The US is, in all likelihood, not going to all-out war with Russia over, and in, Ukraine. Though it provides support in the form of, among other things, millions in military aid, Ukraine is not a Nato ally, and so there is no Article 5 to compel the US to join Ukraine in a war with Russia.
America could, of course, add additional sanctions. Writing in the New Statesman this week, Paul Mason suggested sanctions of a kind that would cripple the Russian and Belarusian financial systems. The US could certainly try to add more sanctions, adding to the sanctions it already has on Russia and Russians: for attempted assassinations abroad; for oligarchs and elites who profit from alleged Russian corruption; and for annexing Crimea back in 2014. But it is worth noting that those sanctions have not stop Putin from amassing troops along Ukraine’s border. We cannot know the extent to which sanctions help deter more aggressive Russian behaviour, but we do know that, to date, sanctions have not convinced Putin to completely change course.
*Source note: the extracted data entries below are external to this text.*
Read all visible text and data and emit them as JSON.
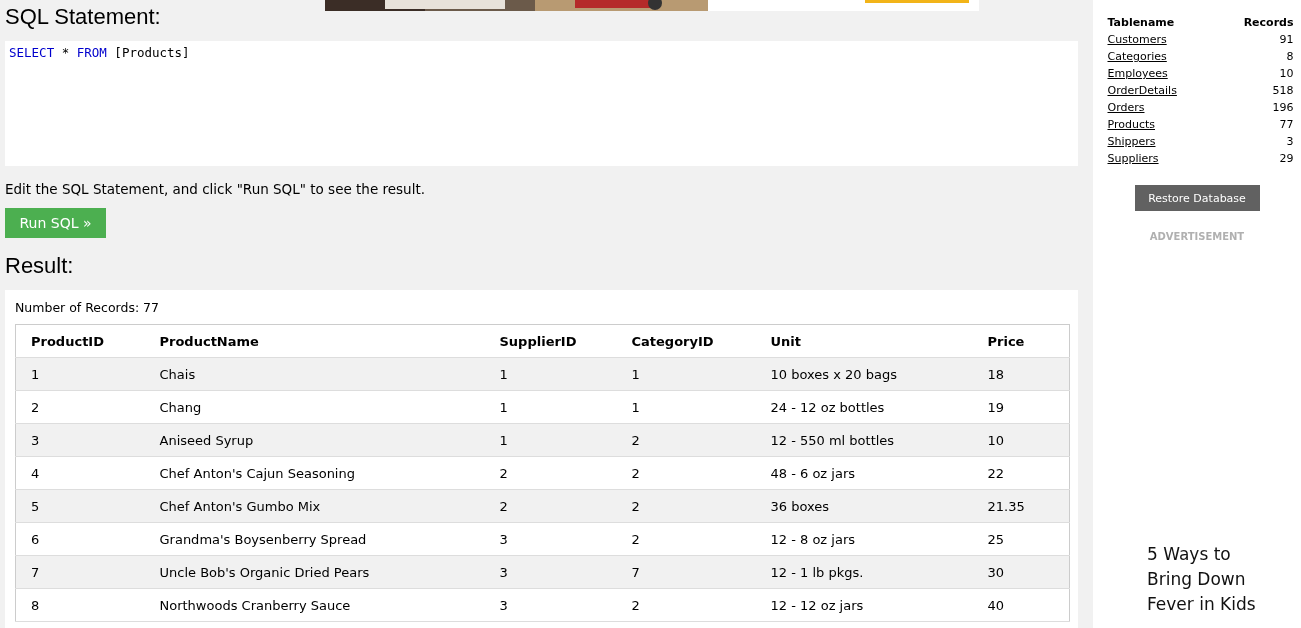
{
  "sql_heading": "SQL Statement:",
  "sql_code": [
    {
      "kind": "keyword",
      "text": "SELECT"
    },
    {
      "kind": "plain",
      "text": " * "
    },
    {
      "kind": "keyword",
      "text": "FROM"
    },
    {
      "kind": "plain",
      "text": " [Products]"
    }
  ],
  "instruction": "Edit the SQL Statement, and click \"Run SQL\" to see the result.",
  "run_button": "Run SQL »",
  "result_heading": "Result:",
  "record_count": "Number of Records: 77",
  "table": {
    "columns": [
      "ProductID",
      "ProductName",
      "SupplierID",
      "CategoryID",
      "Unit",
      "Price"
    ],
    "rows": [
      [
        "1",
        "Chais",
        "1",
        "1",
        "10 boxes x 20 bags",
        "18"
      ],
      [
        "2",
        "Chang",
        "1",
        "1",
        "24 - 12 oz bottles",
        "19"
      ],
      [
        "3",
        "Aniseed Syrup",
        "1",
        "2",
        "12 - 550 ml bottles",
        "10"
      ],
      [
        "4",
        "Chef Anton's Cajun Seasoning",
        "2",
        "2",
        "48 - 6 oz jars",
        "22"
      ],
      [
        "5",
        "Chef Anton's Gumbo Mix",
        "2",
        "2",
        "36 boxes",
        "21.35"
      ],
      [
        "6",
        "Grandma's Boysenberry Spread",
        "3",
        "2",
        "12 - 8 oz jars",
        "25"
      ],
      [
        "7",
        "Uncle Bob's Organic Dried Pears",
        "3",
        "7",
        "12 - 1 lb pkgs.",
        "30"
      ],
      [
        "8",
        "Northwoods Cranberry Sauce",
        "3",
        "2",
        "12 - 12 oz jars",
        "40"
      ]
    ]
  },
  "sidebar": {
    "columns": [
      "Tablename",
      "Records"
    ],
    "tables": [
      {
        "name": "Customers",
        "records": "91"
      },
      {
        "name": "Categories",
        "records": "8"
      },
      {
        "name": "Employees",
        "records": "10"
      },
      {
        "name": "OrderDetails",
        "records": "518"
      },
      {
        "name": "Orders",
        "records": "196"
      },
      {
        "name": "Products",
        "records": "77"
      },
      {
        "name": "Shippers",
        "records": "3"
      },
      {
        "name": "Suppliers",
        "records": "29"
      }
    ],
    "restore_button": "Restore Database",
    "ad_label": "ADVERTISEMENT",
    "ad_headline": "5 Ways to Bring Down Fever in Kids"
  }
}
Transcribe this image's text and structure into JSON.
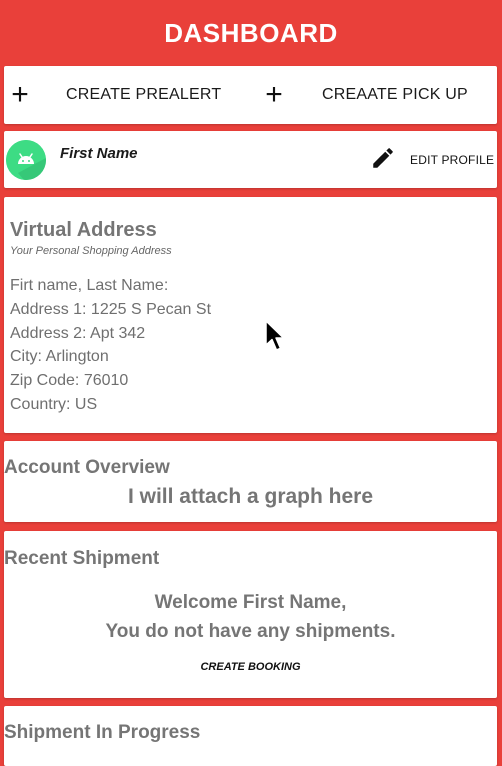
{
  "header": {
    "title": "DASHBOARD"
  },
  "actions": {
    "create_prealert": "CREATE PREALERT",
    "create_pickup": "CREAATE PICK UP"
  },
  "profile": {
    "name": "First Name",
    "edit_label": "EDIT PROFILE"
  },
  "virtual_address": {
    "title": "Virtual Address",
    "subtitle": "Your Personal Shopping Address",
    "lines": [
      "Firt name, Last Name:",
      "Address 1: 1225 S Pecan St",
      "Address 2: Apt 342",
      "City: Arlington",
      "Zip Code: 76010",
      "Country: US"
    ]
  },
  "overview": {
    "title": "Account Overview",
    "message": "I will attach a graph here"
  },
  "recent": {
    "title": "Recent Shipment",
    "welcome": "Welcome First Name,",
    "empty": "You do not have any shipments.",
    "create_booking": "CREATE BOOKING"
  },
  "in_progress": {
    "title": "Shipment In Progress"
  },
  "icons": {
    "plus": "plus-icon",
    "avatar": "android-icon",
    "edit": "pencil-icon",
    "cursor": "mouse-pointer"
  },
  "colors": {
    "primary": "#e9403a",
    "avatar_bg": "#3ddc84",
    "text_muted": "#757575"
  }
}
The US could try to bring various European actors and Russia and Belarus together for a series of talks. Discussion can be good. But just this week, the Russian foreign minister Sergei Lavrov published letters between himself and his French and German counterparts after pulling out of proposed talks on the situation in Ukraine. Nobody can force Russia to the table.
Does that mean that America should throw up its hands? Of course not. The US needs to stay engaged with Russia – and Poland, and the European Union. That there are no easy answers doesn’t mean we shouldn’t ask the question. The current crises, and America’s limited set of responses to them, do not mean that Washington should ignore Moscow. Far from it. They serve as reminders that, though Biden would perhaps rather think about China and the Indo-Pacific, or the economy or the pandemic or any number of other things, Russia won’t be forgotten that easily.